Well, yes, provided that one understands that “replication” means what Smeghead said -

  • and almost never means doing the original experiment (or even some more rigorous, but otherwise similar. version of it) over again, as DrCube implied (and which is probably what most non-scientists think “replication” means).

Even so - I stand by the contention that 90% of published work will never be followed up on, because it is too specialized or too uninteresting.
As for replication in the sense of actually repeating it to repeat it, it would be way less than 1%.

Quite possibly. If/when my PhD work finally gets published, I expect it will prompt mild interest in maybe a half-dozen people, after which it will promptly be ignored.

The whole subfield I did mine in crashed and burned. (I have an alibi!)

What the article fails to mention is that exactly zero “real scientists” will take something published in the Journal of Natural Pharmaceuticals seriously.

The analogy to newspapers is a good one: no one thinks investigative journalism is completely bogus just because the Weekly World News will publish stories that are obviously absurd. Any field has journals that are the equivalent of The Times or the Wall Street Journal, a few that are more like The Daily Mail or National Enquirer, and some (like the journal in question) like the Weekly World News. A scientist in that field will be able to distinguish a legit journal from a BS one as easily as an average person can determine the relative journalistic integrity of a newspaper.

Thank you, and everyone else who’s offered their opinion. I guess my confusion here has largely to do with the reliability of peer review. I understand that my friend, who seems to think that peer review is worse than professional opinion, is totally wrong, but I don’t quite understand what to think about it. Like, I hold that if a scientific study is published in a reasonably reputable journal and I can’t find anything denouncing it as crap, then its conclusions can be used as a reasonable source. Am I stretching too far?

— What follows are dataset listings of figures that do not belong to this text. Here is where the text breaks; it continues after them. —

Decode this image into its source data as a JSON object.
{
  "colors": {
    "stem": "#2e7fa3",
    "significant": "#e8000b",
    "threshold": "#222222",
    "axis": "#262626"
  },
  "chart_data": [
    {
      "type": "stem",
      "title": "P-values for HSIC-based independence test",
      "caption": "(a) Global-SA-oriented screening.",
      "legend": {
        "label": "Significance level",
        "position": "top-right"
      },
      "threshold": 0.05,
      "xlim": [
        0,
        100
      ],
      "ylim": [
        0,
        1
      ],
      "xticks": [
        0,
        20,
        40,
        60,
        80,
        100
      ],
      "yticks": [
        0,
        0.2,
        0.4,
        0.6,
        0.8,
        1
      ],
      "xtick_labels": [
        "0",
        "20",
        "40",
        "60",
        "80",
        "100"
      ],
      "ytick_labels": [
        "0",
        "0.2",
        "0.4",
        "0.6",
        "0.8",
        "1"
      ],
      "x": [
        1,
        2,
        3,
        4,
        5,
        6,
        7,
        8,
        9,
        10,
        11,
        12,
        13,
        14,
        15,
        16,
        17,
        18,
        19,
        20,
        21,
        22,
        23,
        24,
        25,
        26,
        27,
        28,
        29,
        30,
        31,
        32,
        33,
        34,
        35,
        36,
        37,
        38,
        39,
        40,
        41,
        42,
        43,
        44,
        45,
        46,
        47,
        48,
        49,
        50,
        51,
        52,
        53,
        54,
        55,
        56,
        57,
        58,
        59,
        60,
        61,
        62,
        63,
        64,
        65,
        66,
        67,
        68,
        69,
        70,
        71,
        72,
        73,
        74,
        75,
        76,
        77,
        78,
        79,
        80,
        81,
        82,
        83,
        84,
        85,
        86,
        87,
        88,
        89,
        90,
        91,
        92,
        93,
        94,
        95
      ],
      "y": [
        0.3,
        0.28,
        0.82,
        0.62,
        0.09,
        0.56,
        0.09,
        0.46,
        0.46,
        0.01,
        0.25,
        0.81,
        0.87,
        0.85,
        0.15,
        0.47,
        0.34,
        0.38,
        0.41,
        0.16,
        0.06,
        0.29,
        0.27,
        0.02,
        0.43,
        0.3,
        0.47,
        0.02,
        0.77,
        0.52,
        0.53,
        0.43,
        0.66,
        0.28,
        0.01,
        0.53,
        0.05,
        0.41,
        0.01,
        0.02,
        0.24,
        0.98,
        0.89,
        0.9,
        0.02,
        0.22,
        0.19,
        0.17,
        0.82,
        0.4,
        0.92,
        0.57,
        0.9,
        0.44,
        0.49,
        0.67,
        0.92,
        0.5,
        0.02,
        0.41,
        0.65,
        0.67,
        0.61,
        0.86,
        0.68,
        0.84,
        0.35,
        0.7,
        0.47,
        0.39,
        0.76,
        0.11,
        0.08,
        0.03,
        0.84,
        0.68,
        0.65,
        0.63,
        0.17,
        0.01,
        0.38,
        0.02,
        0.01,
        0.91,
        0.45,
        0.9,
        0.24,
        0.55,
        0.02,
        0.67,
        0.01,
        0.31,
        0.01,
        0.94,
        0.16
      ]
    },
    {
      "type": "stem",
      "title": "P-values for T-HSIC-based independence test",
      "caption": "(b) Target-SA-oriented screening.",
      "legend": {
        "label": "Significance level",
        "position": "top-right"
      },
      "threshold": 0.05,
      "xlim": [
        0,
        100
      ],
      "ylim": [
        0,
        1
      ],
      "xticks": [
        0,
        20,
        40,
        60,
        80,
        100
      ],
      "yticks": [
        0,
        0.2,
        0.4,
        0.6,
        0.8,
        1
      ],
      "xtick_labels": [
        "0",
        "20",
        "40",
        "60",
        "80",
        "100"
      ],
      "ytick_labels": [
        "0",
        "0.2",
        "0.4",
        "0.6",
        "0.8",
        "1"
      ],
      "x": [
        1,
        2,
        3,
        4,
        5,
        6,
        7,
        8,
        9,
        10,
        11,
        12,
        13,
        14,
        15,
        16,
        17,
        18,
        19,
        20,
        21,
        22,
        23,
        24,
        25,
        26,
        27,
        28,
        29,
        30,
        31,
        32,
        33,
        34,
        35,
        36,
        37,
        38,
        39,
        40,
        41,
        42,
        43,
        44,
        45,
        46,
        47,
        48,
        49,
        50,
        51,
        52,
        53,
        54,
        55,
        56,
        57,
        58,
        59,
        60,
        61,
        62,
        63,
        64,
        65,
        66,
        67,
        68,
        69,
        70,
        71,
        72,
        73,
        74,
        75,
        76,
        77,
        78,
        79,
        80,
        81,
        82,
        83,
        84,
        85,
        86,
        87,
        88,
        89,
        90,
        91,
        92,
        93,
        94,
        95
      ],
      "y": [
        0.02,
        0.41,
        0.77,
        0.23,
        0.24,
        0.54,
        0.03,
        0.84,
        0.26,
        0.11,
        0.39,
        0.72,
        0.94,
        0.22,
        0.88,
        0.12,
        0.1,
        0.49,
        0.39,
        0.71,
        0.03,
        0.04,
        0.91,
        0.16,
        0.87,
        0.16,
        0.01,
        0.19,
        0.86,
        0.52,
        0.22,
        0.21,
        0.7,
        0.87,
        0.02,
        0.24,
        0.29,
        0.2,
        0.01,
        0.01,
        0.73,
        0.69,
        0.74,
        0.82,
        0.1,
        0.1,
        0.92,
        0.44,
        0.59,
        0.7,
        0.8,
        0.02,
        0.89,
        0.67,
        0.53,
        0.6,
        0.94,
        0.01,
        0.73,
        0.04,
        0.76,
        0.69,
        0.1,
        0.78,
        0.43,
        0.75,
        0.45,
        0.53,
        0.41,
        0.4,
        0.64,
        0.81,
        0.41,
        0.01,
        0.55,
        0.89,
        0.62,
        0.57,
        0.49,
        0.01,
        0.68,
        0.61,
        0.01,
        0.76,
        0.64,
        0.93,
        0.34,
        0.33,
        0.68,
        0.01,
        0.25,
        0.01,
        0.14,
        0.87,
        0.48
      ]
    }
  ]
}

You’ll probably be fine, as long as you know what you’re looking at and how it fits in with the field at large. It’s actually pretty rare for a single paper to conclusively prove some large point. As an example, nutrient runoff from agricultural fields has caused significant eutrophication in estuaries on the east coast of the US. This is about as sound a fact as you can have in ecology, it’s a given for any coastal or estuarine ecologist or oceanographer, yet finding a single cite for that sentence can be difficult, because it isn’t based on one single study but rather the synthesis of thousands of different studies. Real science isn’t so much “Eureka!” as it is a slow, methodical grind.